As a GIS professional, who hasn't been driven mad by the manual georeferencing of historical imagery? When rushing to meet project deadlines, the author often had to hunch over the screen, scrutinizing scanned maps for control points — they had to be "timeless" features like road intersections, bridges, or landmark buildings. If the old map was blurry or the landmark had been demolished, it meant digging through archives all over again. Then, switching to ArcGIS, we would painstakingly align points one by one against a reference basemap, manually inputting latitude and longitude coordinates. Each point had to be checked three times, fearing a single entry error could throw the entire map out of alignment. What's even more torturous is that too few control points compromise accuracy, while too many can introduce distortion. And when batch-processing aerial photos? That meant burning the midnight oil in front of the computer, repeating the tedious operations until your fingers trembled.
The scene described by the author is sure to send shivers down the spines of many, a true nightmare. However, in 2026, AI is finally starting to save (or take over the jobs of) GIS drafters. In a previous article, "QGIS Map Georeferencing Tutorial (with AI)", the author introduced an AI georeferencing plugin for QGIS, but its performance was somewhat lacking. Recently, @yaoyao, author of Kongtian Perception, recommended a tool to the author: georeferencer.ai. Let's take a look at it today.

About georeferencer.ai
Georeferencer.ai is an online map georeferencing platform powered by artificial intelligence and computer vision technology. It's not just a simple Web GIS tool; it's an AI engine with "spatial perception" capabilities. Its core logic is very simple: you upload a map image without coordinates, and the AI, through pattern recognition, automatically compares it against a global basemap and completes the georeferencing within seconds.
Portal: https://georeferencer.ai/
Actually, this tool and the auto-georeferencing QGIS plugin introduced earlier are from the same developer, Bunting Labs. The difference is that this tool breaks free from QGIS dependency entirely. It's a purely front-end Web GIS tool; you simply open the website, upload an image, and complete the georeferencing process. It can even export the result as a GeoTiff image.
Manual Georeferencing
The author uses an image published by Xinhua News Agency from a previous article, "『GIS Data』 Huangyan Dao National Nature Reserve SHP Vector Data Sharing", as an example and uploads it to the platform.

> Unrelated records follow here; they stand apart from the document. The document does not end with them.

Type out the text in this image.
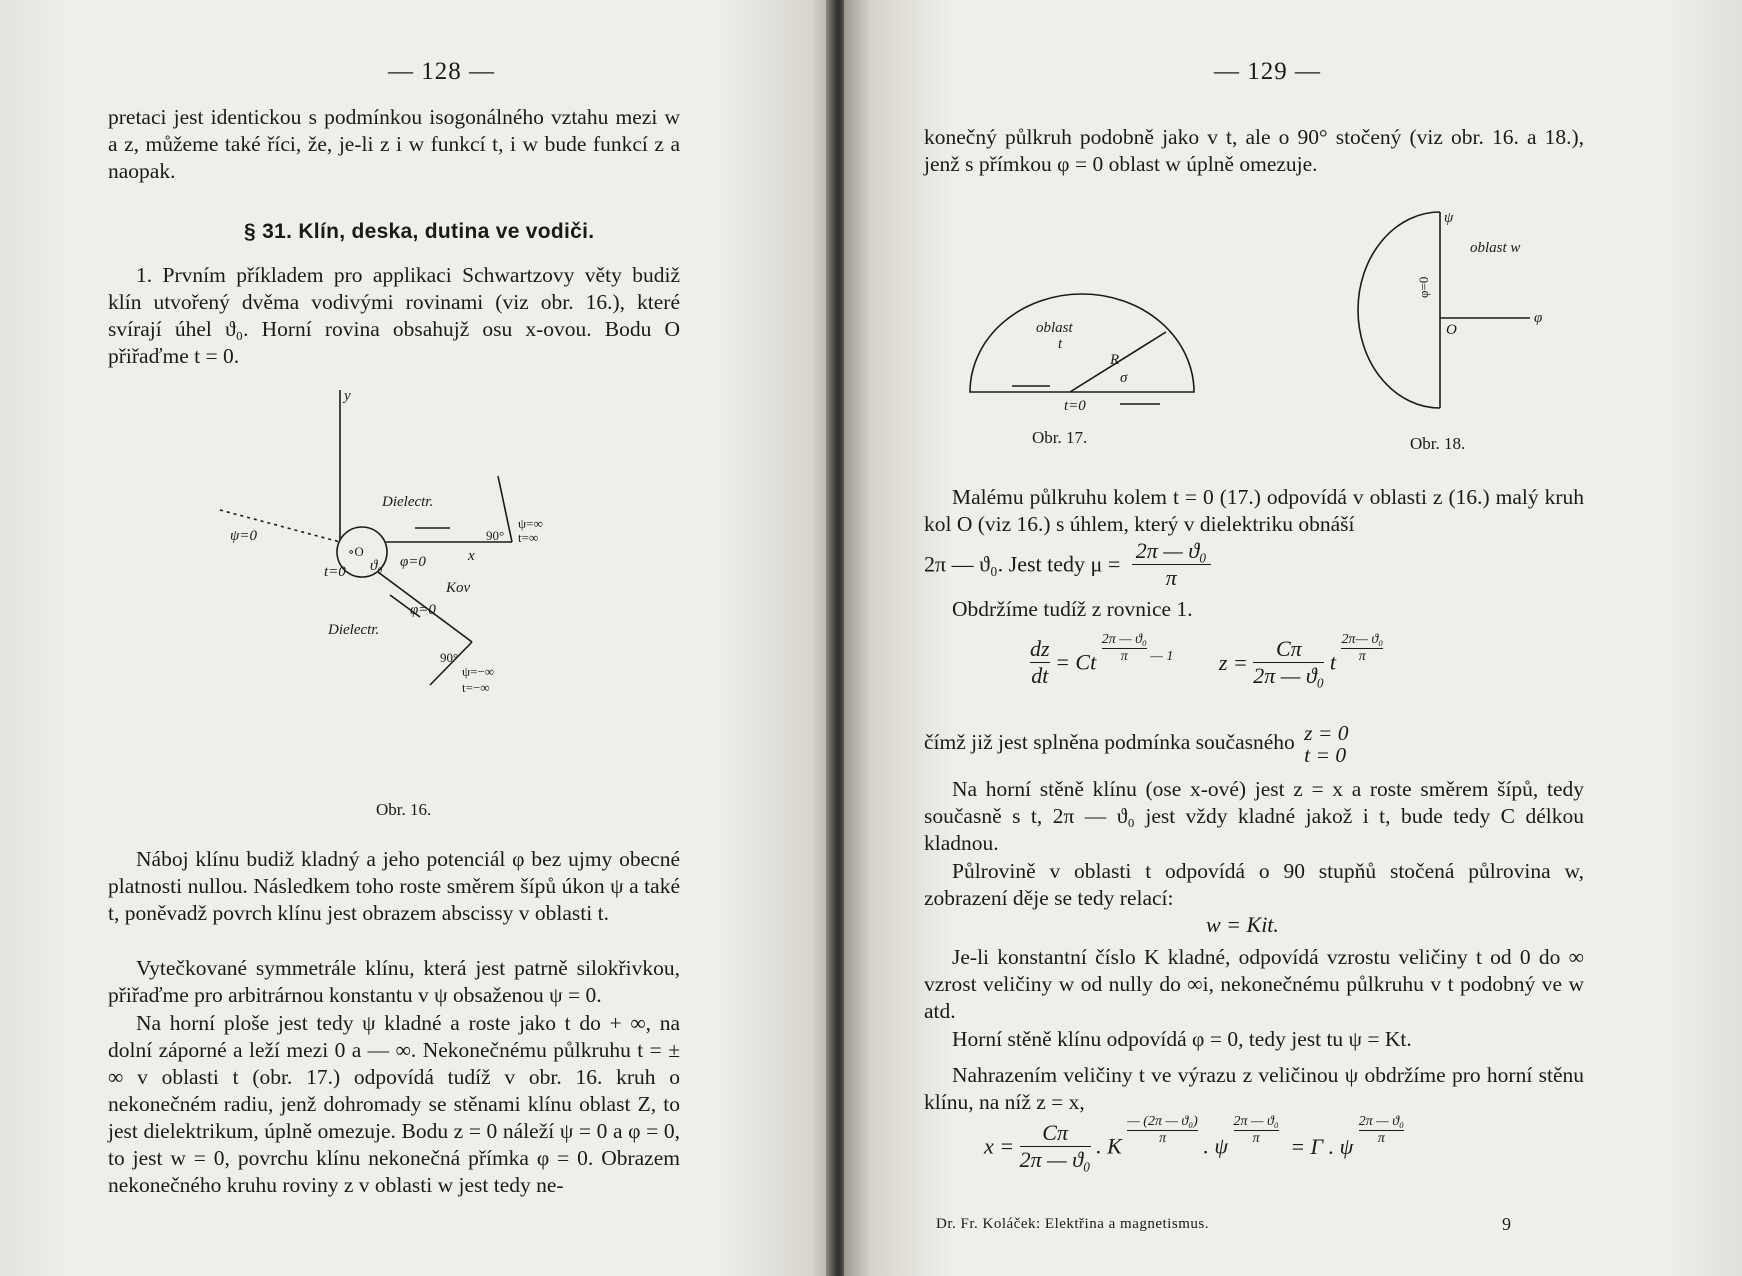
— 128 —

pretaci jest identickou s podmínkou isogonálného vztahu mezi w a z, můžeme také říci, že, je-li z i w funkcí t, i w bude funkcí z a naopak.

§ 31. Klín, deska, dutina ve vodiči.

1. Prvním příkladem pro applikaci Schwartzovy věty budiž klín utvořený dvěma vodivými rovinami (viz obr. 16.), které svírají úhel ϑ₀. Horní rovina obsahujž osu x-ovou. Bodu O přiřaďme t = 0.

y
Dielectr.
Dielectr.
Kov
ψ=0
∘O
t=0 ϑ₀ φ=0	x
φ=0
90°
90°
ψ=∞
t=∞
ψ=−∞
t=−∞
Obr. 16.

Náboj klínu budiž kladný a jeho potenciál φ bez ujmy obecné platnosti nullou. Následkem toho roste směrem šípů úkon ψ a také t, poněvadž povrch klínu jest obrazem abscissy v oblasti t.

Vytečkované symmetrále klínu, která jest patrně silokřivkou, přiřaďme pro arbitrárnou konstantu v ψ obsaženou ψ = 0.

Na horní ploše jest tedy ψ kladné a roste jako t do + ∞, na dolní záporné a leží mezi 0 a — ∞. Nekonečnému půlkruhu t = ± ∞ v oblasti t (obr. 17.) odpovídá tudíž v obr. 16. kruh o nekonečném radiu, jenž dohromady se stěnami klínu oblast Z, to jest dielektrikum, úplně omezuje. Bodu z = 0 náleží ψ = 0 a φ = 0, to jest w = 0, povrchu klínu nekonečná přímka φ = 0. Obrazem nekonečného kruhu roviny z v oblasti w jest tedy ne-

— 129 —

konečný půlkruh podobně jako v t, ale o 90° stočený (viz obr. 16. a 18.), jenž s přímkou φ = 0 oblast w úplně omezuje.

oblast
t
R
σ
t=0
Obr. 17.
ψ
oblast w
φ
O
φ=0
Obr. 18.

Malému půlkruhu kolem t = 0 (17.) odpovídá v oblasti z (16.) malý kruh kol O (viz 16.) s úhlem, který v dielektriku obnáší

2π — ϑ₀. Jest tedy $\mu = \frac{\text{2π — ϑ₀}}{\pi}$

Obdržíme tudíž z rovnice 1.

$\frac{dz}{dt} = Ct \frac{\text{2π — ϑ₀}}{\pi}$ — 1 $z = \frac{C\pi}{\text{2π — ϑ₀}}$ t $\frac{\text{2π— ϑ₀}}{\pi}$
čímž již jest splněna podmínka současného z = 0
t = 0

Na horní stěně klínu (ose x-ové) jest z = x a roste směrem šípů, tedy současně s t, 2π — ϑ₀ jest vždy kladné jakož i t, bude tedy C délkou kladnou.

Půlrovině v oblasti t odpovídá o 90 stupňů stočená půlrovina w, zobrazení děje se tedy relací:

w = Kit.

Je-li konstantní číslo K kladné, odpovídá vzrostu veličiny t od 0 do ∞ vzrost veličiny w od nully do ∞i, nekonečnému půlkruhu v t podobný ve w atd.

Horní stěně klínu odpovídá φ = 0, tedy jest tu ψ = Kt.

Nahrazením veličiny t ve výrazu z veličinou ψ obdržíme pro horní stěnu klínu, na níž z = x,

$x = \frac{C\pi}{\text{2π — ϑ₀}}$ . K $\frac{\text{— (2π — ϑ₀)}}{\pi}$ . ψ $\frac{\text{2π — ϑ₀}}{\pi} = \Gamma$ . ψ $\frac{\text{2π — ϑ₀}}{\pi}$
Dr. Fr. Koláček: Elektřina a magnetismus.	9
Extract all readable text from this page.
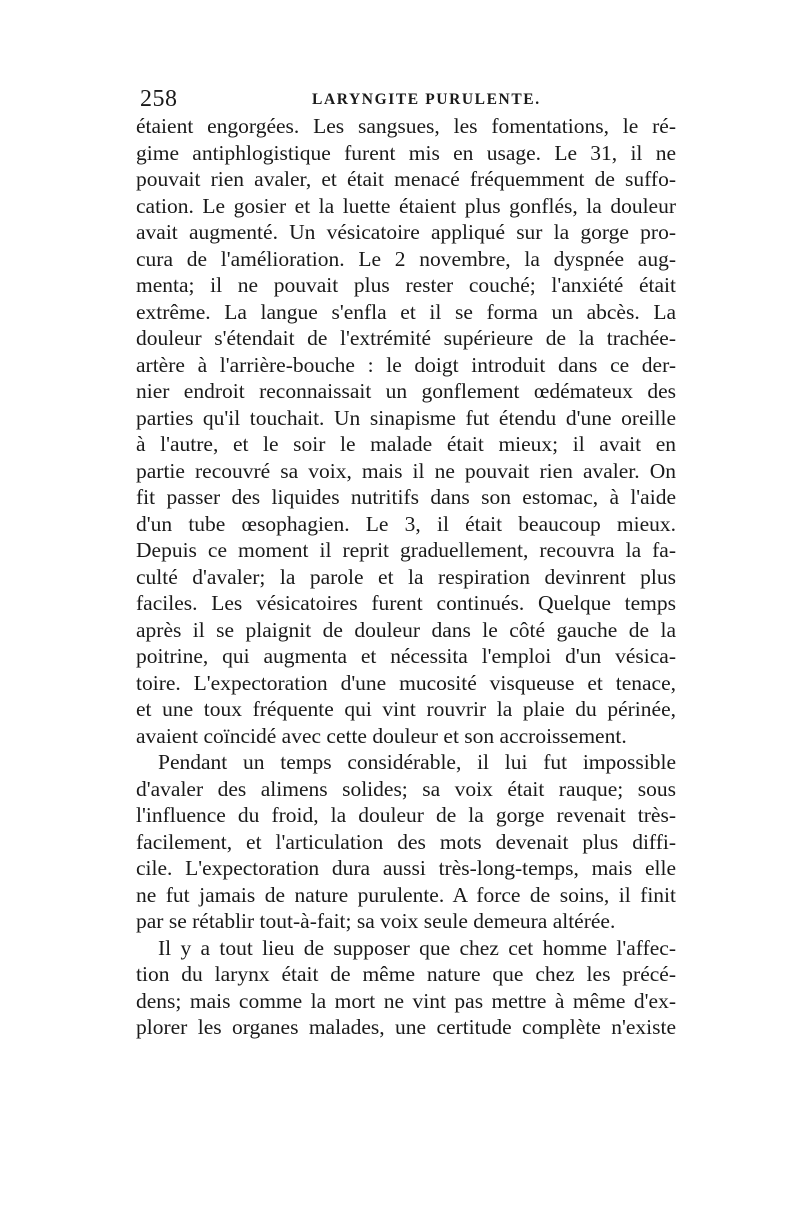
258	LARYNGITE PURULENTE.
étaient engorgées. Les sangsues, les fomentations, le ré-
gime antiphlogistique furent mis en usage. Le 31, il ne
pouvait rien avaler, et était menacé fréquemment de suffo-
cation. Le gosier et la luette étaient plus gonflés, la douleur
avait augmenté. Un vésicatoire appliqué sur la gorge pro-
cura de l'amélioration. Le 2 novembre, la dyspnée aug-
menta; il ne pouvait plus rester couché; l'anxiété était
extrême. La langue s'enfla et il se forma un abcès. La
douleur s'étendait de l'extrémité supérieure de la trachée-
artère à l'arrière-bouche : le doigt introduit dans ce der-
nier endroit reconnaissait un gonflement œdémateux des
parties qu'il touchait. Un sinapisme fut étendu d'une oreille
à l'autre, et le soir le malade était mieux; il avait en
partie recouvré sa voix, mais il ne pouvait rien avaler. On
fit passer des liquides nutritifs dans son estomac, à l'aide
d'un tube œsophagien. Le 3, il était beaucoup mieux.
Depuis ce moment il reprit graduellement, recouvra la fa-
culté d'avaler; la parole et la respiration devinrent plus
faciles. Les vésicatoires furent continués. Quelque temps
après il se plaignit de douleur dans le côté gauche de la
poitrine, qui augmenta et nécessita l'emploi d'un vésica-
toire. L'expectoration d'une mucosité visqueuse et tenace,
et une toux fréquente qui vint rouvrir la plaie du périnée,
avaient coïncidé avec cette douleur et son accroissement.
Pendant un temps considérable, il lui fut impossible
d'avaler des alimens solides; sa voix était rauque; sous
l'influence du froid, la douleur de la gorge revenait très-
facilement, et l'articulation des mots devenait plus diffi-
cile. L'expectoration dura aussi très-long-temps, mais elle
ne fut jamais de nature purulente. A force de soins, il finit
par se rétablir tout-à-fait; sa voix seule demeura altérée.
Il y a tout lieu de supposer que chez cet homme l'affec-
tion du larynx était de même nature que chez les précé-
dens; mais comme la mort ne vint pas mettre à même d'ex-
plorer les organes malades, une certitude complète n'existe
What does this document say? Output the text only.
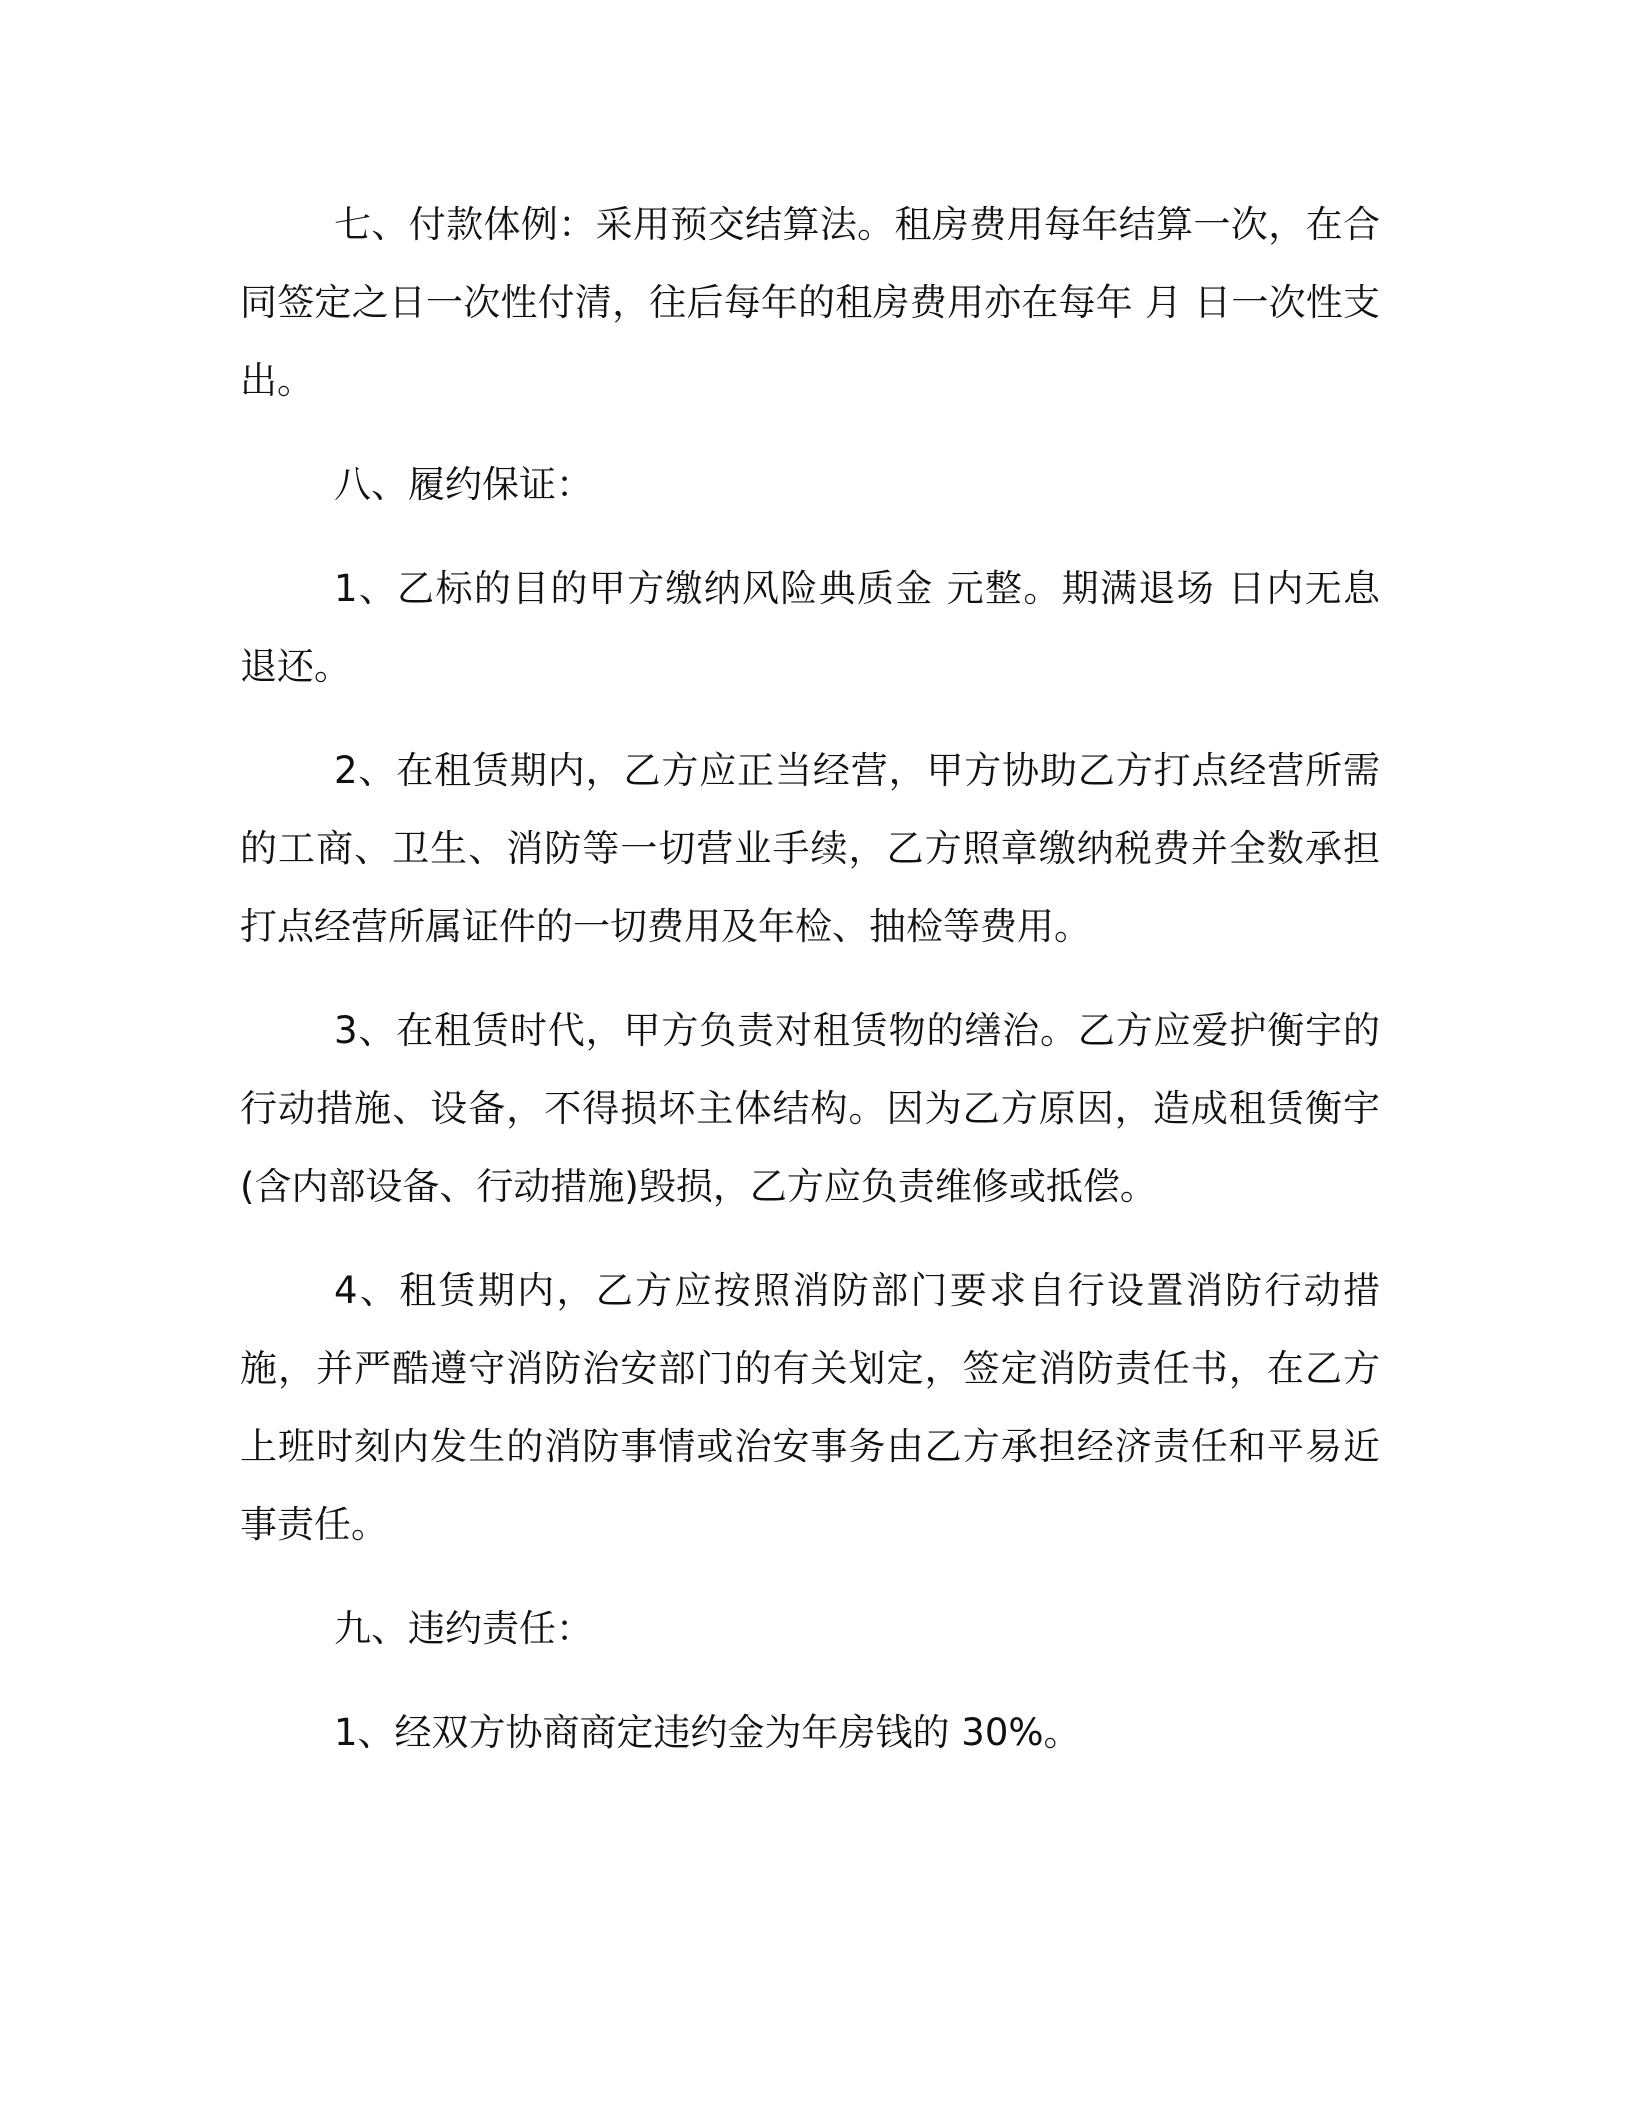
七、付款体例：采用预交结算法。租房费用每年结算一次，在合同签定之日一次性付清，往后每年的租房费用亦在每年 月 日一次性支出。

八、履约保证：

1、乙标的目的甲方缴纳风险典质金 元整。期满退场 日内无息退还。

2、在租赁期内，乙方应正当经营，甲方协助乙方打点经营所需的工商、卫生、消防等一切营业手续，乙方照章缴纳税费并全数承担打点经营所属证件的一切费用及年检、抽检等费用。

3、在租赁时代，甲方负责对租赁物的缮治。乙方应爱护衡宇的行动措施、设备，不得损坏主体结构。因为乙方原因，造成租赁衡宇(含内部设备、行动措施)毁损，乙方应负责维修或抵偿。

4、租赁期内，乙方应按照消防部门要求自行设置消防行动措施，并严酷遵守消防治安部门的有关划定，签定消防责任书，在乙方上班时刻内发生的消防事情或治安事务由乙方承担经济责任和平易近事责任。

九、违约责任：

1、经双方协商商定违约金为年房钱的 30%。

The georeferencing process is no different from that in GIS software like ArcGIS or QGIS: manually inputting control points. You can preview the georeferencing result online and export it.

PS: One significance of this tool is that if you don't have suitable GIS software installed on your computer, you can use it for quick verification or as an emergency solution.
AI Georeferencing
Of course, what we value more is its AI georeferencing functionality. In the previous QGIS plugin, its capability for georeferencing image screenshots was already quite impressive.

A year has passed. What improvements does this new tool have? Regrettably, as of the publication of this article, the author is still waiting for a trial and remains on the waitlist. However, the official has provided a video.
https://www.youtube.com/watch?v=fAljk4l4FzI
Users simply drag and drop the map image into the Georeferencer.ai prototype tool interface and click the "Start Georeferencing" button to initiate the AI system.

The system performs automatic recognition based on terrain structures, coordinate markings, and place names on the map. This means it matches not only by shape but also by identifying maps containing clear topographic features, coordinate annotations, and geographic name clues for automatic alignment. The entire process takes less than 10 seconds.

Currently, the AI automated georeferencing feature is still under development, but the author finds it highly promising. The author will share test results as soon as access from the waitlist is granted.
Conclusion
Although the author has been waiting for a trial spot for quite some time, good things are worth waiting for. From a developmental perspective, AI-powered automatic vectorization and map georeferencing are no longer distant prospects. The leap from 0 to 1 has been made; what follows is continuous refinement and optimization. Many people worry that AI will put GIS cartographers out of work. However, the author believes that AI will liberate the vast number of mappers from the high risks of severe nearsightedness and repetitive strain injuries like tendinitis, which would be a tremendous blessing. This kind of work should be handed over to machines anyway....
Finally, and most importantly: Classified information must not be connected to the internet, and the internet must not involve classified information!! Sensitive data must absolutely not be uploaded to such platforms, especially foreign ones!!